Thursday, June 13, 2013

Hidden layers: applying the edge banding

So I left off last time with all of the pieces being cut to their final size. All that's left now is beautifying the pieces and then assembling the unit. The first step in the beautification of plywood is the application of some kind of edge banding. The purpose of this is to hide the layers that make up the plywood sheets. This can be done usually one of two ways, 1) by gluing a piece of solid wood to the edge, or 2) using commercially available iron-on edge banding, which is a wood veneer with a heat-activated glue attached. The first method, in my opinion, usually looks nicer since you can turn this process into a design element, rather than simply a tool for hiding the plywood edges. However, a table saw and more experience than what I have is required, thus I will be using the latter option (which can also look really good when done properly). Below are shown all the tools and materials necessary for this process.
Only a few simple tools are required for this task
What you see here are a couple of clamps to hold the work piece, of course a roll of iron-on edge banding I bought from Windsor Plywood, a pair of scissors and a utility knife for cutting and trimming the banding, an iron which will be used to activate the glue, and a small plane and sandpaper to trim the banding to width and create a finished look.

The first step is to mount the work piece in a vertical position as shown below. Ideally this would be done maybe in a bench vise, but this setup sufficed for me.
Okay, a bench vise would have been better, but in the end this worked out
This overall process really showed me how bad these Mastercraft Turbogrip clamps are. I bought them during a sale at Canadian Tire (60% off) along with several other clamps, so I'm glad I didn't pay too much for them. Several times the clamps gave way, dropping my work piece. No real damage was done fortunately.
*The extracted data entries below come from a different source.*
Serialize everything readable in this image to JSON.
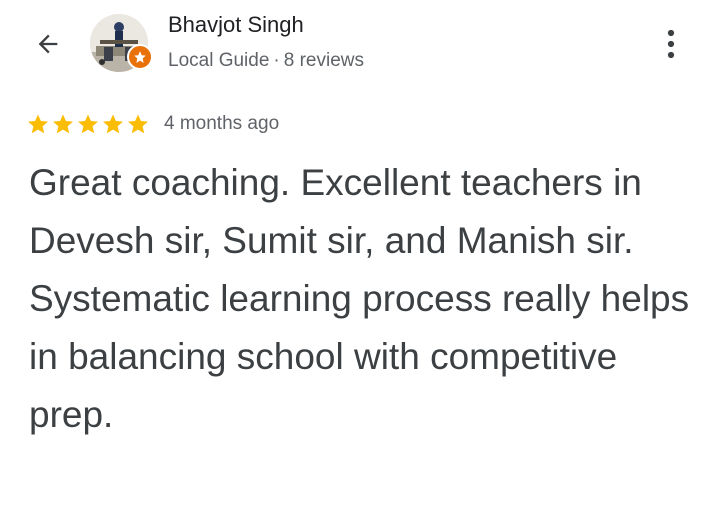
{
  "header": {
    "back_icon": "arrow-left-icon",
    "more_icon": "vertical-dots-icon"
  },
  "reviewer": {
    "name": "Bhavjot Singh",
    "badge_icon": "local-guide-star-icon",
    "badge_color": "#e8710a",
    "level": "Local Guide",
    "separator": "·",
    "review_count": "8 reviews"
  },
  "review": {
    "rating": 5,
    "rating_max": 5,
    "star_color": "#fbbc04",
    "date": "4 months ago",
    "text": "Great coaching. Excellent teachers in Devesh sir, Sumit sir, and Manish sir. Systematic learning process really helps in balancing school with competitive prep."
  }
}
On nearly the hottest setting, I then ran the iron over the edge banding. Immediately following this, I applied pressure with a block of wood to ensure a good contact between the banding and plywood.
Apply heat then pressure: the two ingredients needed for a good bond
Once cooled, I used the utility knife to score the ends of the banding flush to the plywood. The excess pieces then snapped off with ease.
After scoring with the knife, the excess piece will snap right off
The edge banding is quite a bit wider than the thickness of the plywood, so sanding all of the excess off would be very painful. Instead, I found a small, inexpensive trimming plane to do this job. I am actually very happy with this plane, for its price it does a very good job. Once I have trimmed the banding as close as possible to the plywood surface, I used a makeshift sanding block with 150 grit sandpaper to take care of the rest, and ease the edges.
The plane removes the bulk of the extra banding, then the sandpaper gives it finesse
As you can see below, the clue in the banding really clogged up the sandpaper. I went through quite a few squares by the time I finished.
Glue can really mess up the sandpaper
Overall, I was pretty pleased with the result. If you don't look too closely (like in the photo below), it looks like a solid piece of wood.
Even this close it almost looks like a piece of solid wood
With all of the pieces edge banded, I am ready for the next step of beautification: applying the varnish, which will be a story for the next posting.